What is Type I diabetes? Introduction

An Introduction to Type 1 Diabetes: The facts you should know

Thought to be a quite uncommon condition, Type I diabetes affects approximately one out of every 250 people, both adults and young, living in the US today. Although the word "juvenile" has long been associated with this type of the disease, as in Type I juvenile onset diabetes, the disease process may actually occur at any time in life, and appears equally among both women and men.

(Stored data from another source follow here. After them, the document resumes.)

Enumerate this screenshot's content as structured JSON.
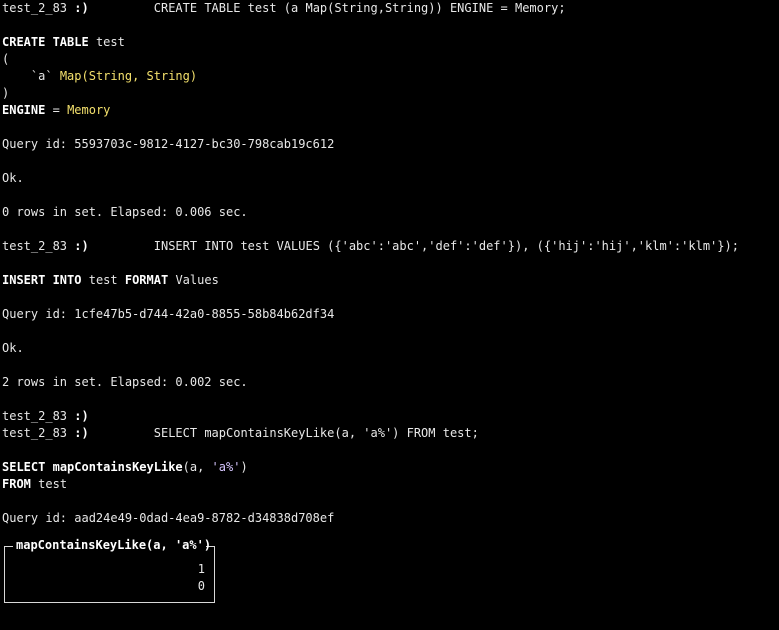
{
  "session": {
    "prompt_host": "test_2_83",
    "prompt_arrow": ":)"
  },
  "block1": {
    "input_query": "CREATE TABLE test (a Map(String,String)) ENGINE = Memory;",
    "fmt_create": "CREATE TABLE",
    "fmt_table": "test",
    "fmt_open_paren": "(",
    "fmt_col_name": "`a`",
    "fmt_col_type": "Map(String, String)",
    "fmt_close_paren": ")",
    "fmt_engine_kw": "ENGINE",
    "fmt_engine_eq": "=",
    "fmt_engine_val": "Memory",
    "query_id": "Query id: 5593703c-9812-4127-bc30-798cab19c612",
    "ok": "Ok.",
    "summary": "0 rows in set. Elapsed: 0.006 sec."
  },
  "block2": {
    "input_query": "INSERT INTO test VALUES ({'abc':'abc','def':'def'}), ({'hij':'hij','klm':'klm'});",
    "fmt_insert_kw": "INSERT INTO",
    "fmt_table": "test",
    "fmt_format_kw": "FORMAT",
    "fmt_format_val": "Values",
    "query_id": "Query id: 1cfe47b5-d744-42a0-8855-58b84b62df34",
    "ok": "Ok.",
    "summary": "2 rows in set. Elapsed: 0.002 sec."
  },
  "block3": {
    "input_query": "SELECT mapContainsKeyLike(a, 'a%') FROM test;",
    "fmt_select_kw": "SELECT",
    "fmt_fn": "mapContainsKeyLike",
    "fmt_args_open": "(a, ",
    "fmt_arg_str": "'a%'",
    "fmt_args_close": ")",
    "fmt_from_kw": "FROM",
    "fmt_table": "test",
    "query_id": "Query id: aad24e49-0dad-4ea9-8782-d34838d708ef",
    "result": {
      "column_header": "mapContainsKeyLike(a, 'a%')",
      "rows": [
        "1",
        "0"
      ]
    }
  },
  "colors": {
    "background": "#000000",
    "text": "#e8e8e8",
    "keyword": "#ffffff",
    "type": "#f3e06c",
    "string": "#d6c6ff"
  }
}
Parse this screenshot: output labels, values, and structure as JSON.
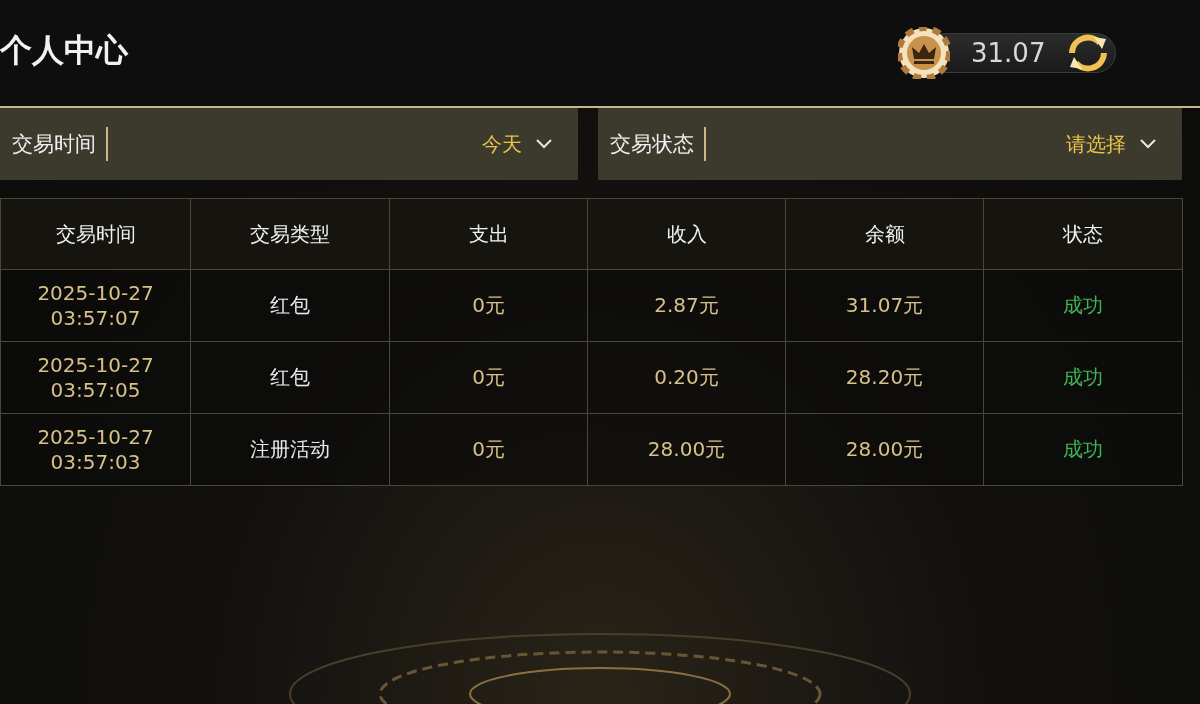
{
  "header": {
    "title": "个人中心",
    "balance": "31.07"
  },
  "filters": [
    {
      "label": "交易时间",
      "value": "今天"
    },
    {
      "label": "交易状态",
      "value": "请选择"
    }
  ],
  "table": {
    "columns": [
      "交易时间",
      "交易类型",
      "支出",
      "收入",
      "余额",
      "状态"
    ],
    "rows": [
      {
        "date": "2025-10-27",
        "time": "03:57:07",
        "type": "红包",
        "expense": "0元",
        "income": "2.87元",
        "balance": "31.07元",
        "status": {
          "text": "成功",
          "kind": "success"
        }
      },
      {
        "date": "2025-10-27",
        "time": "03:57:05",
        "type": "红包",
        "expense": "0元",
        "income": "0.20元",
        "balance": "28.20元",
        "status": {
          "text": "成功",
          "kind": "success"
        }
      },
      {
        "date": "2025-10-27",
        "time": "03:57:03",
        "type": "注册活动",
        "expense": "0元",
        "income": "28.00元",
        "balance": "28.00元",
        "status": {
          "text": "成功",
          "kind": "success"
        }
      }
    ]
  }
}
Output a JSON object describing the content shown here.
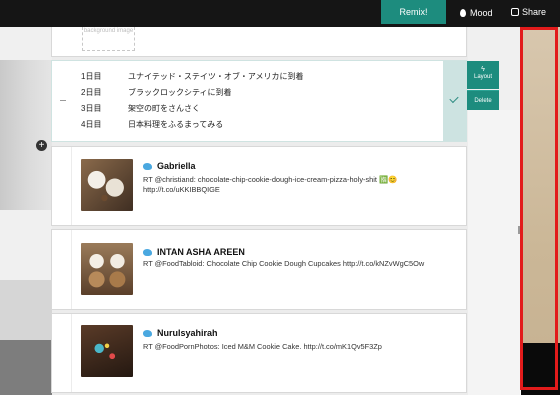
{
  "toolbar": {
    "remix_label": "Remix!",
    "mood_label": "Mood",
    "share_label": "Share"
  },
  "background_placeholder": "background image",
  "itinerary": {
    "rows": [
      {
        "day": "1日目",
        "text": "ユナイテッド・ステイツ・オブ・アメリカに到着"
      },
      {
        "day": "2日目",
        "text": "ブラックロックシティに到着"
      },
      {
        "day": "3日目",
        "text": "架空の町をさんさく"
      },
      {
        "day": "4日目",
        "text": "日本料理をふるまってみる"
      }
    ],
    "actions": {
      "layout_label": "Layout",
      "delete_label": "Delete"
    }
  },
  "tweets": [
    {
      "name": "Gabriella",
      "text": "RT @christiand: chocolate-chip-cookie-dough-ice-cream-pizza-holy-shit 🈯😊 http://t.co/uKKIBBQIGE"
    },
    {
      "name": "INTAN ASHA AREEN",
      "text": "RT @FoodTabloid: Chocolate Chip Cookie Dough Cupcakes http://t.co/kNZvWgC5Ow"
    },
    {
      "name": "Nurulsyahirah",
      "text": "RT @FoodPornPhotos: Iced M&M Cookie Cake. http://t.co/mK1Qv5F3Zp"
    }
  ],
  "colors": {
    "accent": "#1d8c7e",
    "highlight": "#e21b1b",
    "topbar": "#151515"
  }
}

There are thousands things that can go wrong with your body. Consider this short list:

11 beta hydroxylase deficiency - Froelich's syndrome - Dysmyelination - Dwarfism short limb absent fibulas very short digits - Eosinophilia-myalgia syndrome - Cleidocranial dysplasia micrognathia absent thumbs - Aarskog syndrome - Crystal deposit disease - Acropectorenal field defect - Chudley Rozdilsky syndrome

Fortunately, even most doctors have not heard of some of these. But even though it is considered fairly uncommon, you probably know someone with Type I Diabetes.

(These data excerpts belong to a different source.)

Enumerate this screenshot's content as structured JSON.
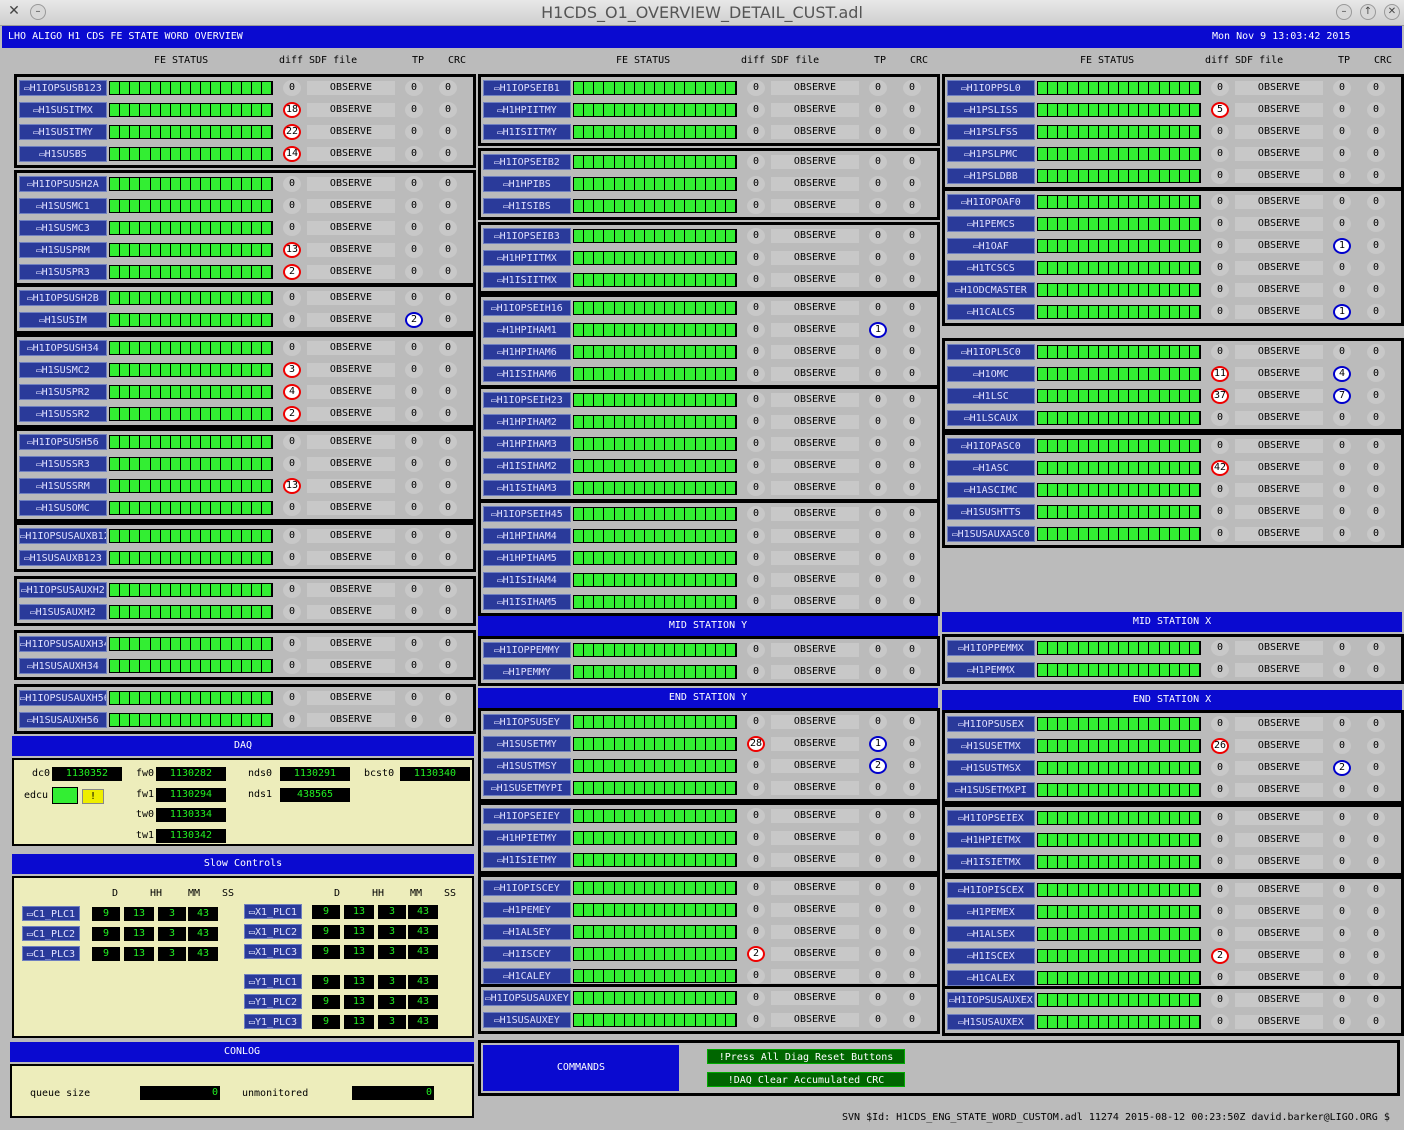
{
  "window": {
    "title": "H1CDS_O1_OVERVIEW_DETAIL_CUST.adl"
  },
  "banner": {
    "left": "LHO ALIGO H1 CDS FE STATE WORD OVERVIEW",
    "right": "Mon Nov  9 13:03:42 2015"
  },
  "col_headers": {
    "fe": "FE STATUS",
    "diff": "diff",
    "sdf": "SDF file",
    "tp": "TP",
    "crc": "CRC"
  },
  "observe": "OBSERVE",
  "columns": [
    {
      "groups": [
        [
          [
            "H1IOPSUSB123",
            "0",
            "0",
            "0"
          ],
          [
            "H1SUSITMX",
            "18",
            "0",
            "0"
          ],
          [
            "H1SUSITMY",
            "22",
            "0",
            "0"
          ],
          [
            "H1SUSBS",
            "14",
            "0",
            "0"
          ]
        ],
        [
          [
            "H1IOPSUSH2A",
            "0",
            "0",
            "0"
          ],
          [
            "H1SUSMC1",
            "0",
            "0",
            "0"
          ],
          [
            "H1SUSMC3",
            "0",
            "0",
            "0"
          ],
          [
            "H1SUSPRM",
            "13",
            "0",
            "0"
          ],
          [
            "H1SUSPR3",
            "2",
            "0",
            "0"
          ]
        ],
        [
          [
            "H1IOPSUSH2B",
            "0",
            "0",
            "0"
          ],
          [
            "H1SUSIM",
            "0",
            "2",
            "0"
          ]
        ],
        [
          [
            "H1IOPSUSH34",
            "0",
            "0",
            "0"
          ],
          [
            "H1SUSMC2",
            "3",
            "0",
            "0"
          ],
          [
            "H1SUSPR2",
            "4",
            "0",
            "0"
          ],
          [
            "H1SUSSR2",
            "2",
            "0",
            "0"
          ]
        ],
        [
          [
            "H1IOPSUSH56",
            "0",
            "0",
            "0"
          ],
          [
            "H1SUSSR3",
            "0",
            "0",
            "0"
          ],
          [
            "H1SUSSRM",
            "13",
            "0",
            "0"
          ],
          [
            "H1SUSOMC",
            "0",
            "0",
            "0"
          ]
        ],
        [
          [
            "H1IOPSUSAUXB123",
            "0",
            "0",
            "0"
          ],
          [
            "H1SUSAUXB123",
            "0",
            "0",
            "0"
          ]
        ],
        [
          [
            "H1IOPSUSAUXH2",
            "0",
            "0",
            "0"
          ],
          [
            "H1SUSAUXH2",
            "0",
            "0",
            "0"
          ]
        ],
        [
          [
            "H1IOPSUSAUXH34",
            "0",
            "0",
            "0"
          ],
          [
            "H1SUSAUXH34",
            "0",
            "0",
            "0"
          ]
        ],
        [
          [
            "H1IOPSUSAUXH56",
            "0",
            "0",
            "0"
          ],
          [
            "H1SUSAUXH56",
            "0",
            "0",
            "0"
          ]
        ]
      ]
    },
    {
      "groups": [
        [
          [
            "H1IOPSEIB1",
            "0",
            "0",
            "0"
          ],
          [
            "H1HPIITMY",
            "0",
            "0",
            "0"
          ],
          [
            "H1ISIITMY",
            "0",
            "0",
            "0"
          ]
        ],
        [
          [
            "H1IOPSEIB2",
            "0",
            "0",
            "0"
          ],
          [
            "H1HPIBS",
            "0",
            "0",
            "0"
          ],
          [
            "H1ISIBS",
            "0",
            "0",
            "0"
          ]
        ],
        [
          [
            "H1IOPSEIB3",
            "0",
            "0",
            "0"
          ],
          [
            "H1HPIITMX",
            "0",
            "0",
            "0"
          ],
          [
            "H1ISIITMX",
            "0",
            "0",
            "0"
          ]
        ],
        [
          [
            "H1IOPSEIH16",
            "0",
            "0",
            "0"
          ],
          [
            "H1HPIHAM1",
            "0",
            "1",
            "0"
          ],
          [
            "H1HPIHAM6",
            "0",
            "0",
            "0"
          ],
          [
            "H1ISIHAM6",
            "0",
            "0",
            "0"
          ]
        ],
        [
          [
            "H1IOPSEIH23",
            "0",
            "0",
            "0"
          ],
          [
            "H1HPIHAM2",
            "0",
            "0",
            "0"
          ],
          [
            "H1HPIHAM3",
            "0",
            "0",
            "0"
          ],
          [
            "H1ISIHAM2",
            "0",
            "0",
            "0"
          ],
          [
            "H1ISIHAM3",
            "0",
            "0",
            "0"
          ]
        ],
        [
          [
            "H1IOPSEIH45",
            "0",
            "0",
            "0"
          ],
          [
            "H1HPIHAM4",
            "0",
            "0",
            "0"
          ],
          [
            "H1HPIHAM5",
            "0",
            "0",
            "0"
          ],
          [
            "H1ISIHAM4",
            "0",
            "0",
            "0"
          ],
          [
            "H1ISIHAM5",
            "0",
            "0",
            "0"
          ]
        ]
      ]
    },
    {
      "groups": [
        [
          [
            "H1IOPPSL0",
            "0",
            "0",
            "0"
          ],
          [
            "H1PSLISS",
            "5",
            "0",
            "0"
          ],
          [
            "H1PSLFSS",
            "0",
            "0",
            "0"
          ],
          [
            "H1PSLPMC",
            "0",
            "0",
            "0"
          ],
          [
            "H1PSLDBB",
            "0",
            "0",
            "0"
          ]
        ],
        [
          [
            "H1IOPOAF0",
            "0",
            "0",
            "0"
          ],
          [
            "H1PEMCS",
            "0",
            "0",
            "0"
          ],
          [
            "H1OAF",
            "0",
            "1",
            "0"
          ],
          [
            "H1TCSCS",
            "0",
            "0",
            "0"
          ],
          [
            "H1ODCMASTER",
            "0",
            "0",
            "0"
          ],
          [
            "H1CALCS",
            "0",
            "1",
            "0"
          ]
        ],
        [
          [
            "H1IOPLSC0",
            "0",
            "0",
            "0"
          ],
          [
            "H1OMC",
            "11",
            "4",
            "0"
          ],
          [
            "H1LSC",
            "37",
            "7",
            "0"
          ],
          [
            "H1LSCAUX",
            "0",
            "0",
            "0"
          ]
        ],
        [
          [
            "H1IOPASC0",
            "0",
            "0",
            "0"
          ],
          [
            "H1ASC",
            "42",
            "0",
            "0"
          ],
          [
            "H1ASCIMC",
            "0",
            "0",
            "0"
          ],
          [
            "H1SUSHTTS",
            "0",
            "0",
            "0"
          ],
          [
            "H1SUSAUXASC0",
            "0",
            "0",
            "0"
          ]
        ]
      ]
    }
  ],
  "mid_y": {
    "title": "MID STATION Y",
    "rows": [
      [
        "H1IOPPEMMY",
        "0",
        "0",
        "0"
      ],
      [
        "H1PEMMY",
        "0",
        "0",
        "0"
      ]
    ]
  },
  "mid_x": {
    "title": "MID STATION X",
    "rows": [
      [
        "H1IOPPEMMX",
        "0",
        "0",
        "0"
      ],
      [
        "H1PEMMX",
        "0",
        "0",
        "0"
      ]
    ]
  },
  "end_y": {
    "title": "END STATION Y",
    "groups": [
      [
        [
          "H1IOPSUSEY",
          "0",
          "0",
          "0"
        ],
        [
          "H1SUSETMY",
          "28",
          "1",
          "0"
        ],
        [
          "H1SUSTMSY",
          "0",
          "2",
          "0"
        ],
        [
          "H1SUSETMYPI",
          "0",
          "0",
          "0"
        ]
      ],
      [
        [
          "H1IOPSEIEY",
          "0",
          "0",
          "0"
        ],
        [
          "H1HPIETMY",
          "0",
          "0",
          "0"
        ],
        [
          "H1ISIETMY",
          "0",
          "0",
          "0"
        ]
      ],
      [
        [
          "H1IOPISCEY",
          "0",
          "0",
          "0"
        ],
        [
          "H1PEMEY",
          "0",
          "0",
          "0"
        ],
        [
          "H1ALSEY",
          "0",
          "0",
          "0"
        ],
        [
          "H1ISCEY",
          "2",
          "0",
          "0"
        ],
        [
          "H1CALEY",
          "0",
          "0",
          "0"
        ]
      ],
      [
        [
          "H1IOPSUSAUXEY",
          "0",
          "0",
          "0"
        ],
        [
          "H1SUSAUXEY",
          "0",
          "0",
          "0"
        ]
      ]
    ]
  },
  "end_x": {
    "title": "END STATION X",
    "groups": [
      [
        [
          "H1IOPSUSEX",
          "0",
          "0",
          "0"
        ],
        [
          "H1SUSETMX",
          "26",
          "0",
          "0"
        ],
        [
          "H1SUSTMSX",
          "0",
          "2",
          "0"
        ],
        [
          "H1SUSETMXPI",
          "0",
          "0",
          "0"
        ]
      ],
      [
        [
          "H1IOPSEIEX",
          "0",
          "0",
          "0"
        ],
        [
          "H1HPIETMX",
          "0",
          "0",
          "0"
        ],
        [
          "H1ISIETMX",
          "0",
          "0",
          "0"
        ]
      ],
      [
        [
          "H1IOPISCEX",
          "0",
          "0",
          "0"
        ],
        [
          "H1PEMEX",
          "0",
          "0",
          "0"
        ],
        [
          "H1ALSEX",
          "0",
          "0",
          "0"
        ],
        [
          "H1ISCEX",
          "2",
          "0",
          "0"
        ],
        [
          "H1CALEX",
          "0",
          "0",
          "0"
        ]
      ],
      [
        [
          "H1IOPSUSAUXEX",
          "0",
          "0",
          "0"
        ],
        [
          "H1SUSAUXEX",
          "0",
          "0",
          "0"
        ]
      ]
    ]
  },
  "daq": {
    "title": "DAQ",
    "dc0_label": "dc0",
    "dc0": "1130352",
    "edcu_label": "edcu",
    "edcu_btn": "!",
    "fw0_label": "fw0",
    "fw0": "1130282",
    "fw1_label": "fw1",
    "fw1": "1130294",
    "tw0_label": "tw0",
    "tw0": "1130334",
    "tw1_label": "tw1",
    "tw1": "1130342",
    "nds0_label": "nds0",
    "nds0": "1130291",
    "nds1_label": "nds1",
    "nds1": "438565",
    "bcst0_label": "bcst0",
    "bcst0": "1130340"
  },
  "slow": {
    "title": "Slow Controls",
    "hdr": [
      "D",
      "HH",
      "MM",
      "SS"
    ],
    "left": [
      [
        "C1_PLC1",
        "9",
        "13",
        "3",
        "43"
      ],
      [
        "C1_PLC2",
        "9",
        "13",
        "3",
        "43"
      ],
      [
        "C1_PLC3",
        "9",
        "13",
        "3",
        "43"
      ]
    ],
    "mid": [
      [
        "X1_PLC1",
        "9",
        "13",
        "3",
        "43"
      ],
      [
        "X1_PLC2",
        "9",
        "13",
        "3",
        "43"
      ],
      [
        "X1_PLC3",
        "9",
        "13",
        "3",
        "43"
      ]
    ],
    "right": [
      [
        "Y1_PLC1",
        "9",
        "13",
        "3",
        "43"
      ],
      [
        "Y1_PLC2",
        "9",
        "13",
        "3",
        "43"
      ],
      [
        "Y1_PLC3",
        "9",
        "13",
        "3",
        "43"
      ]
    ]
  },
  "conlog": {
    "title": "CONLOG",
    "queue_label": "queue size",
    "queue": "0",
    "unmon_label": "unmonitored",
    "unmon": "0"
  },
  "commands": {
    "title": "COMMANDS",
    "btn1": "!Press All Diag Reset Buttons",
    "btn2": "!DAQ Clear Accumulated CRC"
  },
  "svn": "SVN $Id: H1CDS_ENG_STATE_WORD_CUSTOM.adl 11274 2015-08-12 00:23:50Z david.barker@LIGO.ORG $"
}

While the signs of Type I diabetes tend to be subtle in most cases, if not treated, they can actually become quite severe. Some of the most common symptoms include:

Blurry vision - Increased thirst - Frequent urination - Frequent skin, vaginal, or urinary tract infections

Other serious signs and symptoms associated with Type I diabetes that require an urgent need for medical attention include:

Abdominal pain
Rapid breathing and heart rate Fruity or sweet smelling breath Loss of consciousness, rarely in extreme cases


Scientists still aren't aware of all the factors inducing one to have Type I diabetes, although they do know that a susceptibility to the condition may be genetic. Researchers have discovered that this form of diabetes may also be caused by environmental factors that causes an adverse reaction within the body's immune system. But, they are unsure as to the origins of these possible triggers.


For an accurate diagnosis of Type I diabetes, a family doctor must check for abnormal glucose levels by performing a blood test, or also testing for the presence of glucose in the urine. Today, there is no way to test for a tendency for Type I diabetes, or any method to prevent one from developing this type of diabetes.


There are many, of all ages, who enjoy long, quite healthy lives despite having Type I diabetes. It's imperative to keep blood sugar levels under tight control, which may be achieved by eating a good diet, a good exercise program, and having insulin therapy consistentlyone or more times a day. Anyone with this disease is require to have insulin injections in order to properly control their glucose level, which will also have to be tested regularly.

Without treatment, Type I diabetes may presage several serious conditions, some of which may be life-threatening. Kidney damage is a quite common problem in those with Type I diabetes with a condition known as nephropathy. Other possible complications include retinopathy, which causes a loss of vision, heart disease, nerve damageand instestinal disorders which may also result without medical treatment.

Although a serious problem, Type I diabetes is a disease that can still be successfully managed with the right medical care.